Correct option is A
Co-operative federalism in India refers to the collaboration and partnership between the Union and State governments to achieve common goals, particularly in areas like economic development and public welfare. The key factors that have contributed to its growth are:
· Union-State collaboration in economic matters (A): The need for close coordination between the Union and States on economic policies, including planning, budgeting, and fiscal management, has led to stronger co-operative federalism. Institutions like the NITI Aayog promote this collaboration.
· Compulsion of developmental finance (C): States depend heavily on the Union for financial resources for development projects, infrastructure, and welfare schemes. The financial dependence compels cooperation, especially in areas like centrally-sponsored schemes, resource distribution, and taxation frameworks (like the Goods and Services Tax—GST).

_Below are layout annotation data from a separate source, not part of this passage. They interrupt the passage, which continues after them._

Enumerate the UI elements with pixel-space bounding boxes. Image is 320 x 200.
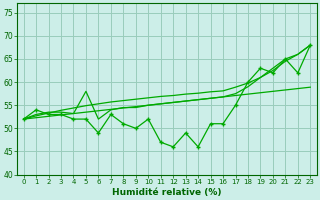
X-axis label: Humidité relative (%): Humidité relative (%)	[112, 188, 222, 197]
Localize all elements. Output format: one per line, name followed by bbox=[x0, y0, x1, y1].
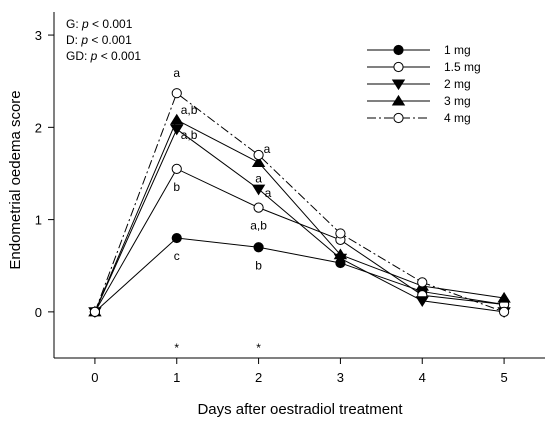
x-tick-label: 4 bbox=[419, 370, 426, 385]
significance-label: a,b bbox=[181, 103, 198, 117]
series-line bbox=[94, 92, 505, 313]
y-tick-label: 1 bbox=[35, 213, 42, 228]
point-legend bbox=[393, 112, 404, 124]
x-tick-label: 2 bbox=[255, 370, 262, 385]
point-4-mg bbox=[253, 149, 264, 161]
significance-label: b bbox=[173, 180, 180, 194]
point-4-mg bbox=[417, 277, 428, 288]
legend-label: 1 mg bbox=[444, 43, 471, 57]
series-line bbox=[94, 128, 505, 313]
x-tick-label: 0 bbox=[91, 370, 98, 385]
series-1.5-mg bbox=[89, 163, 510, 317]
stat-line: D: p < 0.001 bbox=[66, 33, 132, 47]
point-3-mg bbox=[333, 248, 348, 260]
legend-item: 1 mg bbox=[367, 43, 471, 57]
point-2-mg bbox=[415, 296, 429, 307]
series-line bbox=[94, 237, 505, 313]
point-4-mg bbox=[89, 306, 101, 317]
y-tick-label: 2 bbox=[35, 120, 42, 135]
point-4-mg bbox=[335, 228, 346, 239]
legend-item: 1.5 mg bbox=[367, 60, 481, 74]
y-axis-title: Endometrial oedema score bbox=[7, 90, 24, 269]
significance-label: b bbox=[255, 258, 262, 272]
legend: 1 mg 1.5 mg 2 mg 3 mg 4 mg bbox=[367, 43, 481, 125]
asterisk-label: * bbox=[256, 341, 261, 355]
significance-label: a bbox=[173, 66, 180, 80]
series-2-mg bbox=[88, 124, 511, 319]
significance-label: a bbox=[265, 186, 272, 200]
point-1.5-mg bbox=[253, 202, 264, 213]
legend-label: 3 mg bbox=[444, 94, 471, 108]
stat-line: GD: p < 0.001 bbox=[66, 49, 141, 63]
legend-label: 4 mg bbox=[444, 111, 471, 125]
point-legend bbox=[393, 61, 404, 73]
point-4-mg bbox=[171, 88, 182, 99]
point-1.5-mg bbox=[171, 163, 182, 174]
point-4-mg bbox=[498, 306, 510, 317]
point-1-mg bbox=[171, 232, 182, 244]
y-tick-label: 0 bbox=[35, 305, 42, 320]
point-3-mg bbox=[251, 156, 266, 167]
series-layer bbox=[88, 88, 511, 319]
legend-item: 4 mg bbox=[367, 111, 471, 125]
point-legend bbox=[393, 44, 404, 56]
point-2-mg bbox=[251, 184, 266, 196]
point-3-mg bbox=[497, 291, 511, 303]
y-tick-label: 3 bbox=[35, 28, 42, 43]
asterisk-label: * bbox=[174, 341, 179, 355]
legend-item: 3 mg bbox=[367, 94, 471, 108]
stats-block: G: p < 0.001 D: p < 0.001 GD: p < 0.001 bbox=[66, 17, 141, 63]
series-line bbox=[94, 168, 505, 313]
series-3-mg bbox=[88, 113, 511, 317]
x-axis-title: Days after oestradiol treatment bbox=[197, 401, 403, 418]
legend-item: 2 mg bbox=[367, 77, 471, 91]
series-line bbox=[94, 119, 505, 313]
point-legend bbox=[391, 94, 406, 106]
legend-label: 2 mg bbox=[444, 77, 471, 91]
legend-label: 1.5 mg bbox=[444, 60, 481, 74]
significance-label: a,b bbox=[250, 219, 267, 233]
significance-label: c bbox=[174, 249, 180, 263]
x-tick-label: 1 bbox=[173, 370, 180, 385]
significance-label: a bbox=[255, 171, 262, 185]
significance-label: a,b bbox=[181, 128, 198, 142]
stat-line: G: p < 0.001 bbox=[66, 17, 133, 31]
point-legend bbox=[391, 79, 406, 91]
point-3-mg bbox=[170, 113, 184, 125]
x-tick-label: 3 bbox=[337, 370, 344, 385]
axes: 0 1 2 3 4 5 0 1 2 3 bbox=[35, 12, 545, 385]
point-1-mg bbox=[253, 242, 264, 253]
series-4-mg bbox=[89, 88, 510, 317]
x-tick-label: 5 bbox=[500, 370, 507, 385]
significance-label: a bbox=[264, 142, 271, 156]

Thus, Union-State collaboration in economic matters and the compulsion of developmental finance are the main drivers of co-operative federalism in India.
Information Booster:
1. Co-operative federalism emphasizes mutual collaboration and decision-making between different levels of government.
2. The establishment of NITI Aayog in 2015 replaced the Planning Commission and fostered greater Union-State coordination in economic planning.
3. The Finance Commission plays a crucial role in determining the financial distribution between the Union and States, encouraging cooperation.
4. GST (Goods and Services Tax) is an example of co-operative federalism where the Union and States worked together to implement a unified tax system across the country.
5. Centrally Sponsored Schemes (CSS), like MGNREGA and PMAY, involve joint funding and execution, enhancing Union-State collaboration.
6. Developmental finance is a major factor that forces States to align with Union policies, as significant financial resources are distributed through these channels.